Il finale felice della lunga storia dell’aborto in Argentina
Il 10 dicembre 1948, l’Assemblea Generale dell’Organizzazione delle Nazioni Unite approvava e proclamava la Dichiarazione Universale dei Diritti Umani. 72 anni dopo, la Camera dei Deputati argentina approvava con 131 voti a favore, 117 contrari e 6 astensioni, la legge n. 27.610, che riconosce il diritto all’interruzione volontaria della gravidanza durante le prime 14 settimane di gestazione. Tale data rappresenta un momento storico per l’Argentina, dove la lotta per la legalizzazione dell’aborto ha radici lontane.
L’articolo 86 del Codice penale del 1886 stabiliva che tutti i casi di aborto, senza eccezione alcuna, costituissero reato. Una prima apertura si ebbe nel 1921, con la depenalizzazione dei casi nei quali la gravidanza ponesse in pericolo la salute della gestante o fosse la conseguenza di uno stupro. Tale apertura fu successivamente limitata dal decreto legge n. 17.567 del 1968, approvato durante la Revolución Libertadora Argentina, che specificava che il pericolo per la salute della donna che poteva giustificare un aborto doveva essere grave. Inoltre, la normativa del 1968 richiedeva, nel caso in cui la gravidanza fosse stata conseguenza di uno stupro, che l’azione penale per tale delitto fosse già stata esercitata, aggiungendo inoltre il requisito, nel caso in cui la vittima fosse stata una donna incapace di intendere e volere, del consenso del rappresentante legale. Tali modifiche furono abrogate nel 1973 con la legge n. 20.509 (approvata sotto l’egida di un governo democratico) per poi essere reintrodotte tre anni dopo con il decreto legge n. 21.338 (adottato dal governo de facto che instaurò la dittatura militare e che si auto proclamava Proceso de Reorganización Nacional).
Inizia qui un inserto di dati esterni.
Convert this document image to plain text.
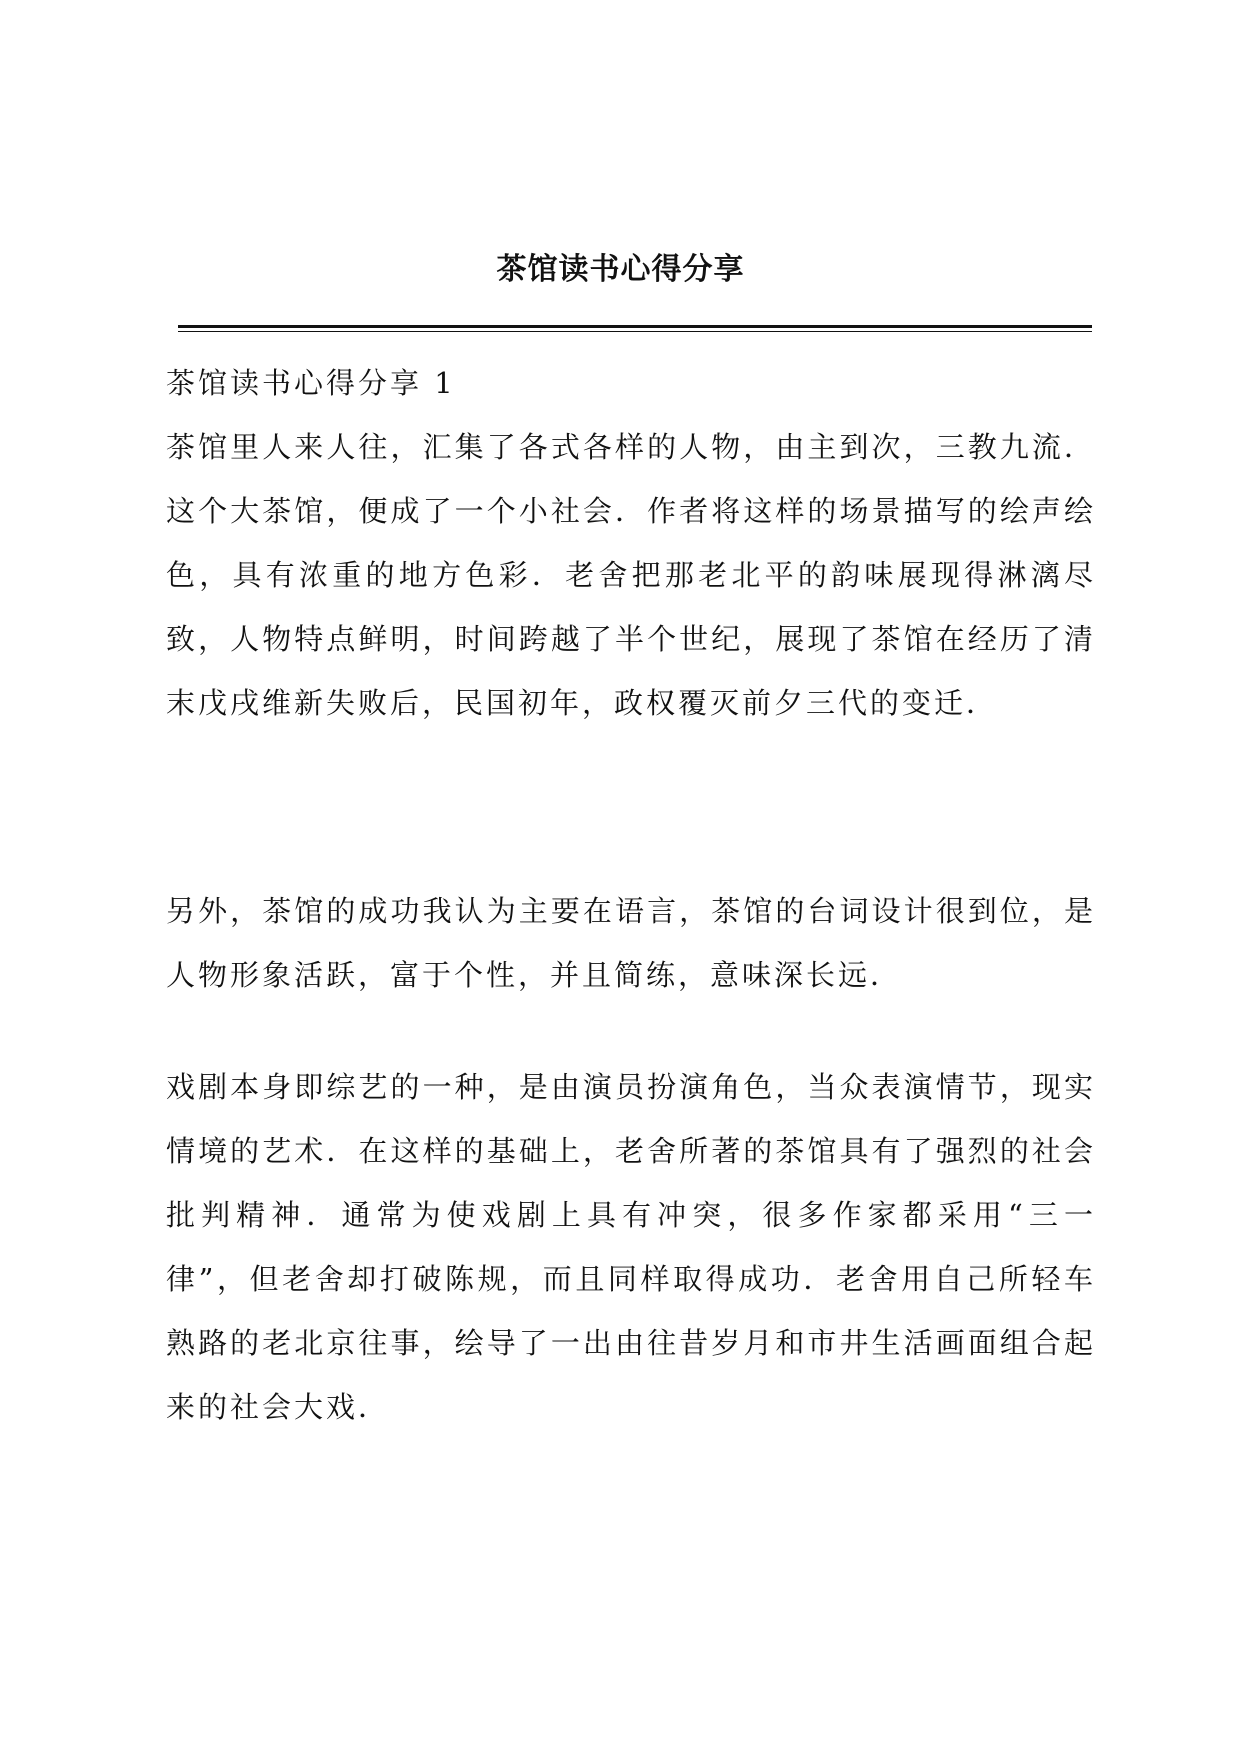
茶馆读书心得分享
茶馆读书心得分享 1
茶馆里人来人往，汇集了各式各样的人物，由主到次，三教九流．这个大茶馆，便成了一个小社会．作者将这样的场景描写的绘声绘色，具有浓重的地方色彩．老舍把那老北平的韵味展现得淋漓尽致，人物特点鲜明，时间跨越了半个世纪，展现了茶馆在经历了清末戊戌维新失败后，民国初年，政权覆灭前夕三代的变迁．
另外，茶馆的成功我认为主要在语言，茶馆的台词设计很到位，是人物形象活跃，富于个性，并且简练，意味深长远．
戏剧本身即综艺的一种，是由演员扮演角色，当众表演情节，现实情境的艺术．在这样的基础上，老舍所著的茶馆具有了强烈的社会批判精神．通常为使戏剧上具有冲突，很多作家都采用“三一律”，但老舍却打破陈规，而且同样取得成功．老舍用自己所轻车熟路的老北京往事，绘导了一出由往昔岁月和市井生活画面组合起来的社会大戏．
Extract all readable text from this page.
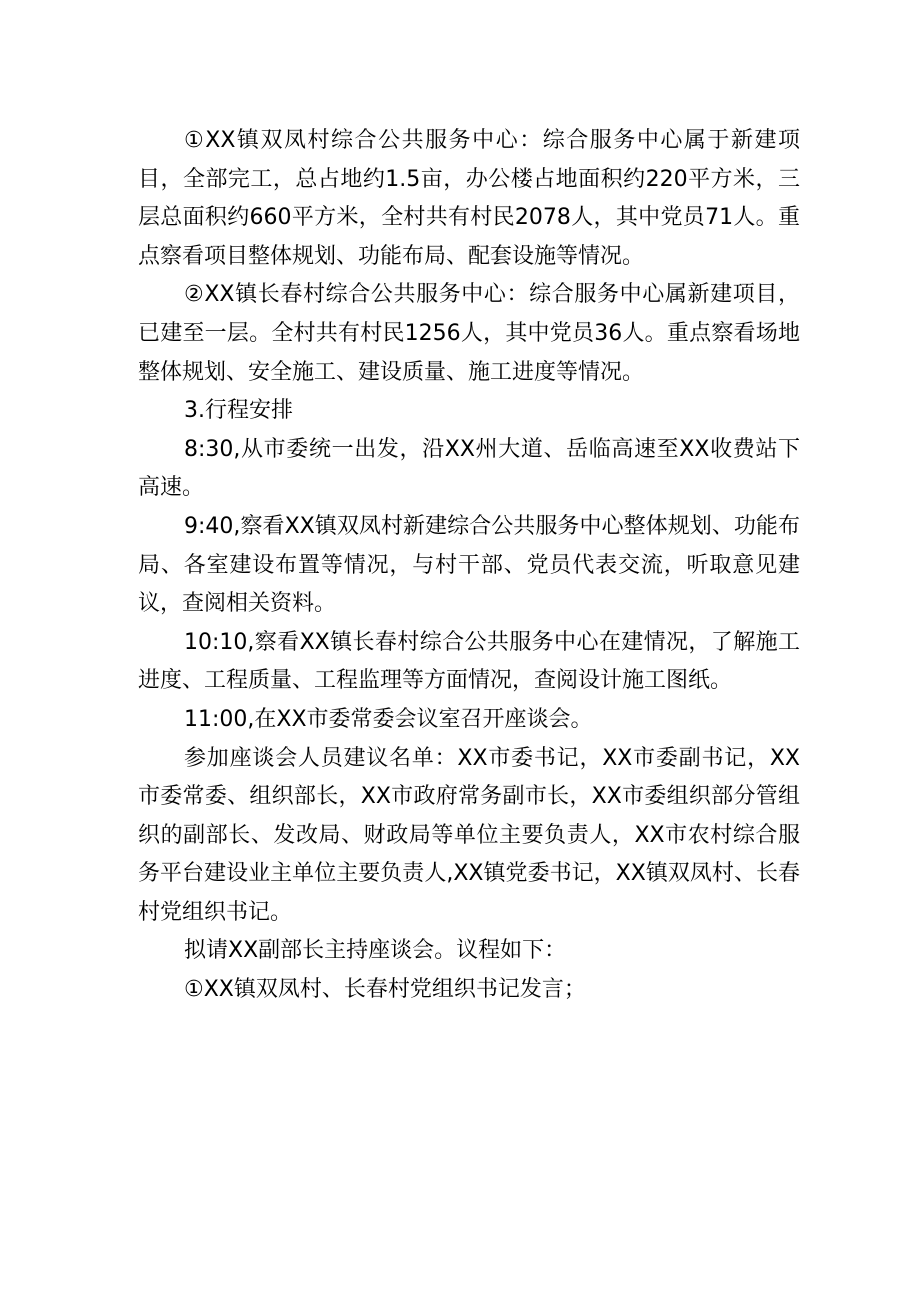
①XX镇双凤村综合公共服务中心：综合服务中心属于新建项目，全部完工，总占地约1.5亩，办公楼占地面积约220平方米，三层总面积约660平方米，全村共有村民2078人，其中党员71人。重点察看项目整体规划、功能布局、配套设施等情况。

②XX镇长春村综合公共服务中心：综合服务中心属新建项目，已建至一层。全村共有村民1256人，其中党员36人。重点察看场地整体规划、安全施工、建设质量、施工进度等情况。

3.行程安排

8:30,从市委统一出发，沿XX州大道、岳临高速至XX收费站下高速。

9:40,察看XX镇双凤村新建综合公共服务中心整体规划、功能布局、各室建设布置等情况，与村干部、党员代表交流，听取意见建议，查阅相关资料。

10:10,察看XX镇长春村综合公共服务中心在建情况，了解施工进度、工程质量、工程监理等方面情况，查阅设计施工图纸。

11:00,在XX市委常委会议室召开座谈会。

参加座谈会人员建议名单：XX市委书记，XX市委副书记，XX市委常委、组织部长，XX市政府常务副市长，XX市委组织部分管组织的副部长、发改局、财政局等单位主要负责人，XX市农村综合服务平台建设业主单位主要负责人,XX镇党委书记，XX镇双凤村、长春村党组织书记。

拟请XX副部长主持座谈会。议程如下：

①XX镇双凤村、长春村党组织书记发言；
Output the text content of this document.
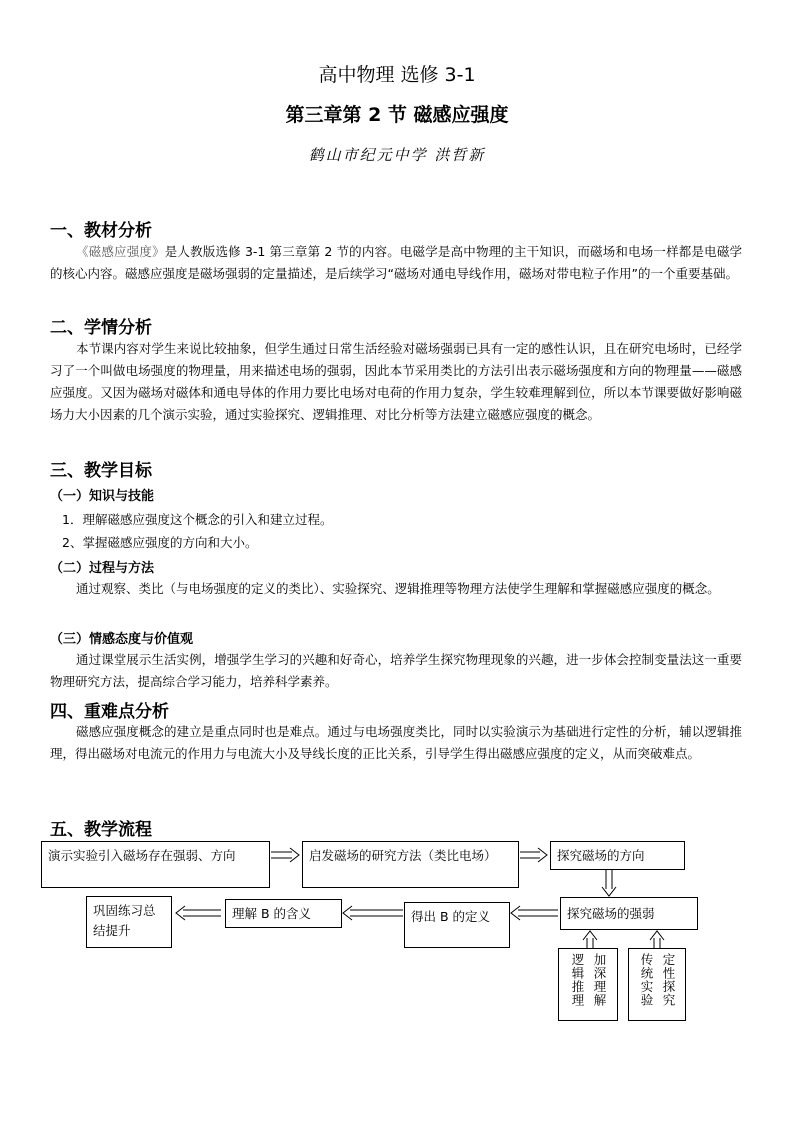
高中物理 选修 3-1
第三章第 2 节 磁感应强度
鹤山市纪元中学 洪哲新
一、教材分析
《磁感应强度》是人教版选修 3-1 第三章第 2 节的内容。电磁学是高中物理的主干知识，而磁场和电场一样都是电磁学的核心内容。磁感应强度是磁场强弱的定量描述，是后续学习“磁场对通电导线作用，磁场对带电粒子作用”的一个重要基础。
二、学情分析
本节课内容对学生来说比较抽象，但学生通过日常生活经验对磁场强弱已具有一定的感性认识，且在研究电场时，已经学习了一个叫做电场强度的物理量，用来描述电场的强弱，因此本节采用类比的方法引出表示磁场强度和方向的物理量——磁感应强度。又因为磁场对磁体和通电导体的作用力要比电场对电荷的作用力复杂，学生较难理解到位，所以本节课要做好影响磁场力大小因素的几个演示实验，通过实验探究、逻辑推理、对比分析等方法建立磁感应强度的概念。
三、教学目标
（一）知识与技能
1．理解磁感应强度这个概念的引入和建立过程。
2、掌握磁感应强度的方向和大小。
（二）过程与方法
通过观察、类比（与电场强度的定义的类比）、实验探究、逻辑推理等物理方法使学生理解和掌握磁感应强度的概念。
（三）情感态度与价值观
通过课堂展示生活实例，增强学生学习的兴趣和好奇心，培养学生探究物理现象的兴趣，进一步体会控制变量法这一重要物理研究方法，提高综合学习能力，培养科学素养。
四、重难点分析
磁感应强度概念的建立是重点同时也是难点。通过与电场强度类比，同时以实验演示为基础进行定性的分析，辅以逻辑推理，得出磁场对电流元的作用力与电流大小及导线长度的正比关系，引导学生得出磁感应强度的定义，从而突破难点。
五、教学流程
演示实验引入磁场存在强弱、方向	启发磁场的研究方法（类比电场）	探究磁场的方向
探究磁场的强弱
得出 B 的定义
理解 B 的含义
巩固练习总结提升
加深理解
逻辑推理	定性探究
传统实验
Una decina di anni dopo, nel 1984, si approvò la legge n. 23.077 che confermò i casi nei quali l’aborto non era considerato un reato già previsti dalla riforma del 1921. A partire da questa data, circolarono all’incirca 30 progetti di legge diretti a depenalizzare l’aborto, totalmente o solo in alcune circostanze. Tuttavia, sarà solo nel 2018 che un progetto di legge verrà finalmente discusso dal Parlamento. Si trattava del progetto di Ley de Interrupción Legal del Embarazo, approvato dalla Camera dei Deputati con una maggioranza piuttosto risicata (129 voti a favore, 125 contrari e 1 astensione), ma respinto dal Senato che lo bocciò con 38 voti contrari e 31 a favore.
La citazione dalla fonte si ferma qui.